McGarry envisions new Catholic gems on the horizon: “Currently, we are also working on strengthening our collection of historical Spanish art, and hopefully this will include some important Catholic works. Stay tuned.”
Artistic treasures such as those at the Mia serve important purposes in Catholic life and faith, Father Welzbacher said. They preserve memory of great biblical events (van Dyck’s “The Betrayal of Christ”); call us to contemplation and humility (Fra Angelico’s “Saint Romuald”); console us as we confront Christ’s supreme sacrifice and love (Rouault’s “The Crucifixion”); and warn us of sin’s consequences (Caravaggio’s “Judith and Holofernes”).

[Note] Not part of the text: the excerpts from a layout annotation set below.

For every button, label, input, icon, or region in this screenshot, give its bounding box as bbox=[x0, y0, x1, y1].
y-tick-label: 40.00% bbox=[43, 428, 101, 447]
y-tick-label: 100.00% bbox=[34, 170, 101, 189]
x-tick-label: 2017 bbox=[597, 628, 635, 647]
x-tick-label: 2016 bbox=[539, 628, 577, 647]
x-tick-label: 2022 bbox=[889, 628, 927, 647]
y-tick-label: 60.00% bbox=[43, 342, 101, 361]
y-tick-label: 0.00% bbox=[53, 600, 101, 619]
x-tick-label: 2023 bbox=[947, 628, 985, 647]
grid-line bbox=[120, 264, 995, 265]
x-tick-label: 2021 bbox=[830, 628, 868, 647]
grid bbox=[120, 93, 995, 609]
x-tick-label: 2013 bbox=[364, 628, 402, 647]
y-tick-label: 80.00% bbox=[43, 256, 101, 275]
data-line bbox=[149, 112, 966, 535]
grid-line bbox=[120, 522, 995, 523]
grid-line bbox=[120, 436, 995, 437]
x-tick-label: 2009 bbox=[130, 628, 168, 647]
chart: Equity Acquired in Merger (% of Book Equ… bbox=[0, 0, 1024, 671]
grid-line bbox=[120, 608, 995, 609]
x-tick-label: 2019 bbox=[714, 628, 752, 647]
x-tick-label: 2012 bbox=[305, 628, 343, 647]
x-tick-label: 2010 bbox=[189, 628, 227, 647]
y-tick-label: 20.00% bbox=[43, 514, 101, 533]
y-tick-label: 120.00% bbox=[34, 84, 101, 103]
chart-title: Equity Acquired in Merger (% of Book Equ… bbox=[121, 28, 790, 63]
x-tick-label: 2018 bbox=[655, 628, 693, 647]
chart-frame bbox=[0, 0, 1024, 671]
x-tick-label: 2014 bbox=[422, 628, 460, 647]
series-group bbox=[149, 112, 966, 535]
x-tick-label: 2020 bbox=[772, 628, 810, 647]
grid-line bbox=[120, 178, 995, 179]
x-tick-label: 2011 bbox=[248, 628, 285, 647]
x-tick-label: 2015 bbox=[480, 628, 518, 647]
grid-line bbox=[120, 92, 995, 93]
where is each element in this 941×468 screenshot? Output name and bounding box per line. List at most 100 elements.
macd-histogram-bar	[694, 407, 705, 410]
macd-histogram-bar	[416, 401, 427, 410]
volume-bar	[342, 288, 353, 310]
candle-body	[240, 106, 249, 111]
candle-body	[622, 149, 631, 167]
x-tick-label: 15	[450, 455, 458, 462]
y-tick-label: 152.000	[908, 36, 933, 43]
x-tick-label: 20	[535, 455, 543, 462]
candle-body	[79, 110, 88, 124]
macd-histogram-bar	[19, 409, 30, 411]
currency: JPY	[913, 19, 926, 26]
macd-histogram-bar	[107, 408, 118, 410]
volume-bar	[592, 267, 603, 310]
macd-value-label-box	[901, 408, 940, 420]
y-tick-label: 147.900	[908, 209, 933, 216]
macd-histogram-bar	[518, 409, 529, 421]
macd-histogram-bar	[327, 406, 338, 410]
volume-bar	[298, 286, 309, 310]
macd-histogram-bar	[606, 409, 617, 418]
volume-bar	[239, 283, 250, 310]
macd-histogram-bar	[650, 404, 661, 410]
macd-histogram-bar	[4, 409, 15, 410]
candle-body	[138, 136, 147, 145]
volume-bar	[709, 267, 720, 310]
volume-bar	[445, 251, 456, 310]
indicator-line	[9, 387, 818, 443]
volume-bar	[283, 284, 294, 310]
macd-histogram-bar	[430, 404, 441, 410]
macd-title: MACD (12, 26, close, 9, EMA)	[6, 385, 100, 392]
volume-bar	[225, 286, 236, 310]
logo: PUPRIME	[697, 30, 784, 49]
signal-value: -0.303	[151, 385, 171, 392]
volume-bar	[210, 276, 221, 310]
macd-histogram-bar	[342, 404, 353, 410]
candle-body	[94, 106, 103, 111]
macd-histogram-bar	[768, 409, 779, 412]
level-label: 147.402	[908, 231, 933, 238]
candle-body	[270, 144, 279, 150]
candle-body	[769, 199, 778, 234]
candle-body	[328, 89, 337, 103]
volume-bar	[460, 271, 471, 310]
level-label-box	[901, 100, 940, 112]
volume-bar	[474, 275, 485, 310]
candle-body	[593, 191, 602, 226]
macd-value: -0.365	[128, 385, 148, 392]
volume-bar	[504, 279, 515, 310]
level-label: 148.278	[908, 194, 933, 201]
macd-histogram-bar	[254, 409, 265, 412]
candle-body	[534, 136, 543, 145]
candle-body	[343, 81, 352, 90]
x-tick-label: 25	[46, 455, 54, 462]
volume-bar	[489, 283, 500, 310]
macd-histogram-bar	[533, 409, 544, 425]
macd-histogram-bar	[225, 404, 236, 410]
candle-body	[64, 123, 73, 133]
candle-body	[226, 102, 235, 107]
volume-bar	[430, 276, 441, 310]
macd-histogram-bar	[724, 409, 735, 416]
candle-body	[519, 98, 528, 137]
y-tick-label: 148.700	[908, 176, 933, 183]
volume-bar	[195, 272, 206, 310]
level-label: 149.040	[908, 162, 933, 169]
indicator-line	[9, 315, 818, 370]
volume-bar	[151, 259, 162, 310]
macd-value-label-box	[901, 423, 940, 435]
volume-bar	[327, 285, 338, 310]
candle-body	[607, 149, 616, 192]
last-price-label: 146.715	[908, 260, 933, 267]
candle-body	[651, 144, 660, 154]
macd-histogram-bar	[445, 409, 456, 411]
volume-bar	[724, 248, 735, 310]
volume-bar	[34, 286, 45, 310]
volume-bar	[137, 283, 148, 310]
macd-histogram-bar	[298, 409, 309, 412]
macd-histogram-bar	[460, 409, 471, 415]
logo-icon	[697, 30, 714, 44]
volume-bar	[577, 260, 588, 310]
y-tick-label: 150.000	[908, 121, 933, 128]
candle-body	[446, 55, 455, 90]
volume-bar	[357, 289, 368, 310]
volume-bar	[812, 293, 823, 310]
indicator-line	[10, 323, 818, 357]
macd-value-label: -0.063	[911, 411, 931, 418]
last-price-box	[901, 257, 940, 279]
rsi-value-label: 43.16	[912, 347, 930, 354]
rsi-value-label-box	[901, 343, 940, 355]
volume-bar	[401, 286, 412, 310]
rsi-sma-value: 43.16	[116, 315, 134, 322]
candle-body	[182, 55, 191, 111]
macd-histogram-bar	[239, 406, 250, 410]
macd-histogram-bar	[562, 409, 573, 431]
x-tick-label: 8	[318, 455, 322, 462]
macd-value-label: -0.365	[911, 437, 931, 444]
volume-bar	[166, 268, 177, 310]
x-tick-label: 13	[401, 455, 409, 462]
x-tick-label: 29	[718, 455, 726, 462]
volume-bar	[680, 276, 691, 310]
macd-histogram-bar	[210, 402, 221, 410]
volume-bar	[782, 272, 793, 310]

For Doffing, Catholic art also plays an essential role in personal renewal. “When my cares weigh heavy, I find that intellect alone sometimes falters and is insufficient,” Doffing said. “It’s then that I look to refresh my soul through beautiful Catholic art — the infinite understanding in an image of the Blessed Mother, Christ’s taking on of my pain in an image of His suffering on the cross.” In those moments, she added, “Catholic art reaches deep and finds those sometimes hidden places in me where God continues to whisper ‘you are an artistic work of beauty — you are made in my image.’.”